South African retailer Woolworths has reported a nearly 15% rise in annual profit as promotional sales, online growth and lower debt offset the impact of power cuts in the country and a cost-of-living crisis in its operating regions.
The food and fashion retailer posted headline earnings per share of 423.4 South African cents from continuing operations in the 12-month period ended June 25, from 368.7 cents seen a year earlier.
The company sold an Australian clothing division, David Jones, earlier this year, therefore profit from continuing operations are a more precise measure for the year.
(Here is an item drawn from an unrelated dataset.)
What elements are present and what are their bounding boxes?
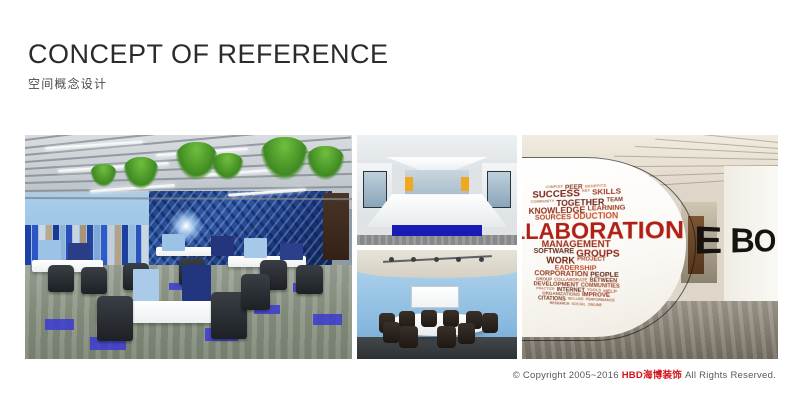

The group's food business saw a 8.5% increase for the full year, or 6.3% on a comparable store basis. Growth in its food business accelerated to 9.4% in the second half of the year, 'driven by both increased footfall and improved availability, notwithstanding the considerable disruption caused by higher levels of load shedding', the group added.
Power Outages
The company has seen increased food wastage as a result of South Africa's worst rolling blackouts on record, it said in a statement in July.
Woolworths has had to increase its diesel spend on back-up generators to keep produce fresh and operations afloat across the South African supply chain.
Read More: South African Food Producers Warn Of Higher Prices As Infrastructure Crumbles
Inflation Impact
Adding to the risks, sticky inflation across both its South African and Australian operations prompted consumers to tighten their purse strings.
'The trading environment is likely to remain challenging across both geographies for the foreseeable future, as elevated inflation and interest rates pose a headwind to the outlook for disposable income and discretionary spend,' the company said in a statement.